3.     RAVE/RANT - Good news!  You have the ability to rant or rave about the show as much as you want.  You can post your favorite quotes or pictures on Facebook, you can yell down the street your frustration that Sam and Diane didn’t end up together t- it doesn’t matter what you do, because everyone has already seen the show, or they don’t care about it and will never see it.  You can’t be accused of spoiling the show for those who are trying to catch up, because if they didn’t want to know what happened ahead of time, they shouldn’t have waited so long to watch it.  (NOTE: Sorry if I spoiled the end of Cheers for you, but honestly, that was 20 years ago, so…that’s on you.)
4.     DISCOVER - Find a new show.  Maybe it’s another old series that everyone has seen but you (The Wire, Friends, Will & Grace, Seinfeld, The Sopranos, Hill Street Blues, The Mary Tyler Moore Show, West Wing, and a whole lot more).  Explore new television stories, new characters, new settings.  Find the next projects that the writers or actors went on to do, and then watch those.  There’s plenty of other TV, new and old, out there to explore.  Just try to avoid watching a show that’s just about to end- then you may start to spiral even further in your PTSFD.
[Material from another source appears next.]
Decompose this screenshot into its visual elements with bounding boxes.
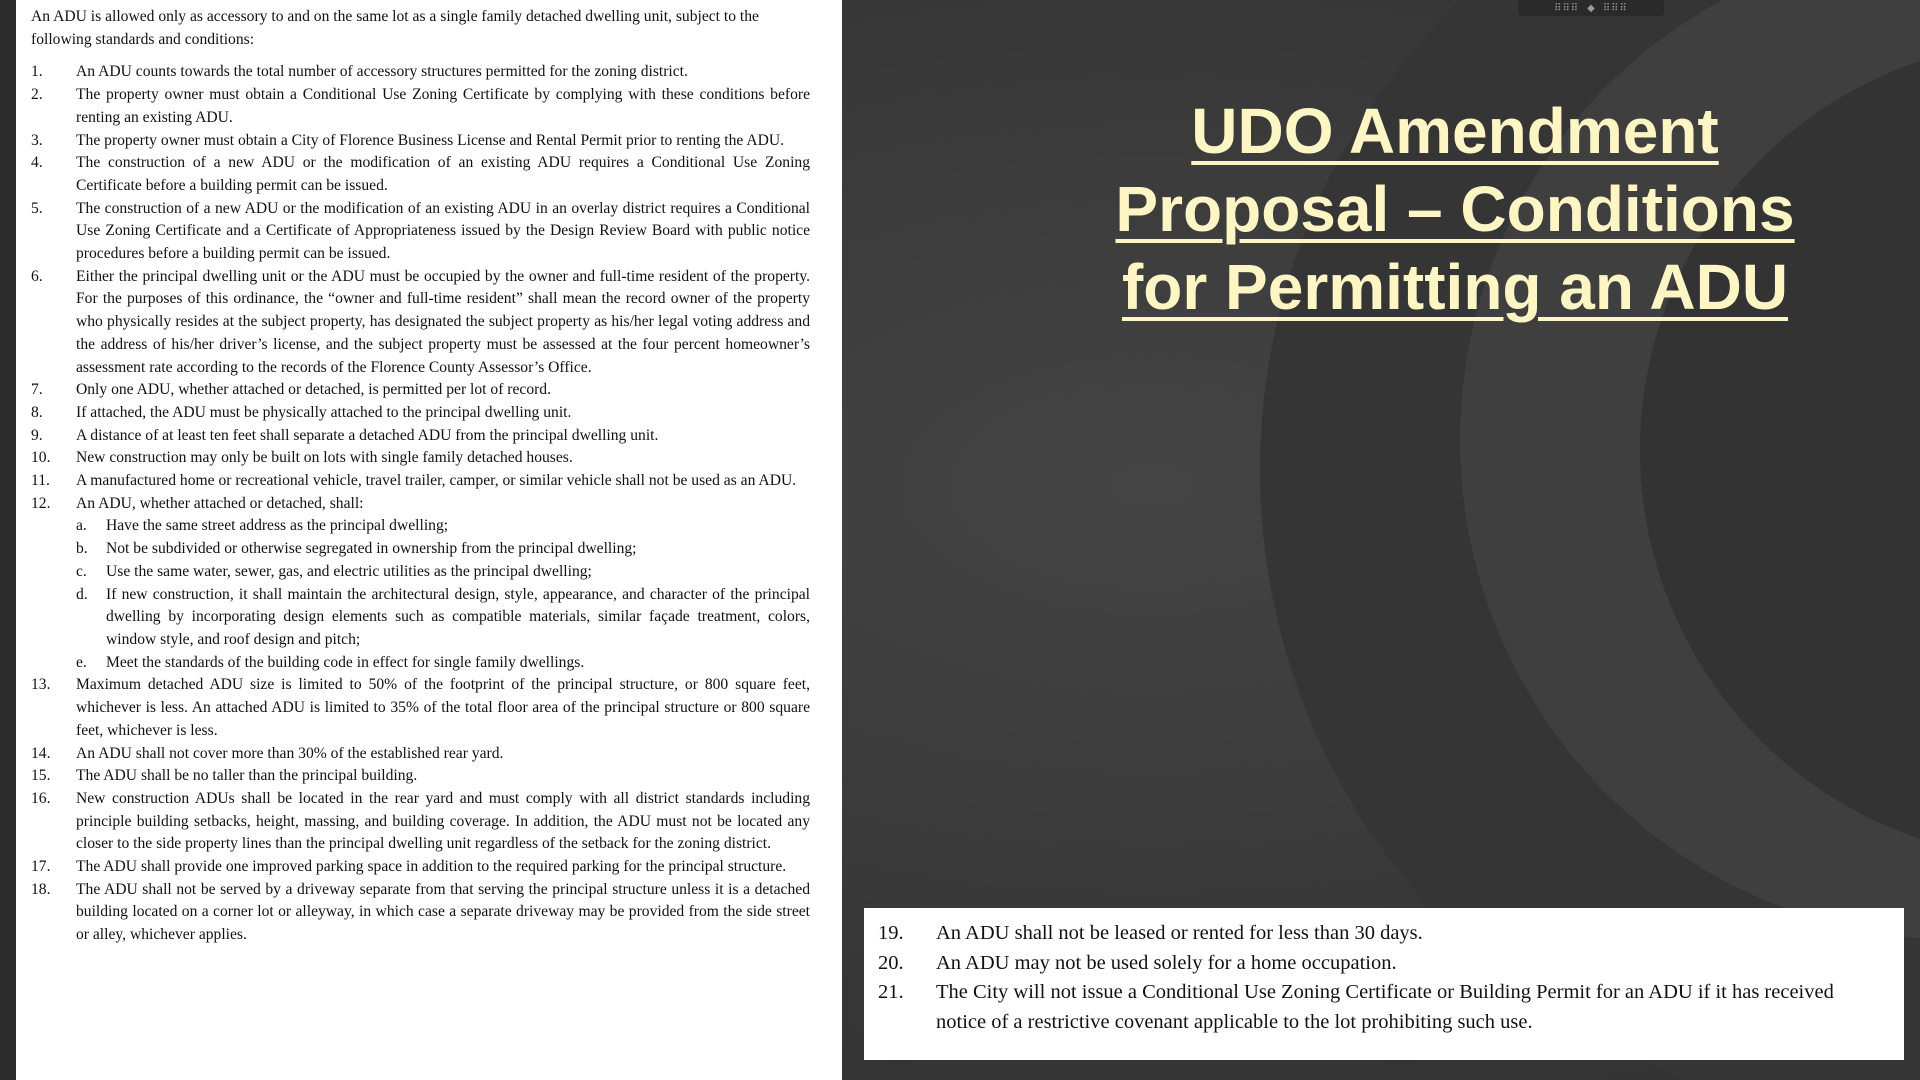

For those struggling with PTSFD, this can be a difficult time.  Please reach out to your loved ones for further assistance as you come to terms with the fact that the series you watched is completely over (minus syndication and/or the possibility of a reboot).  For those struggling with the end of a season of television, please keep in mind that others are trying to cope with a much greater loss, and support them through this time.  Just remember RTIHOH or TRRRD, depending on your form of PTSFD, and the steps will help you cope.

Also, another cure for PTSFD is doing other things, such as reading a book or going outside.  But only try those if you’re really desperate.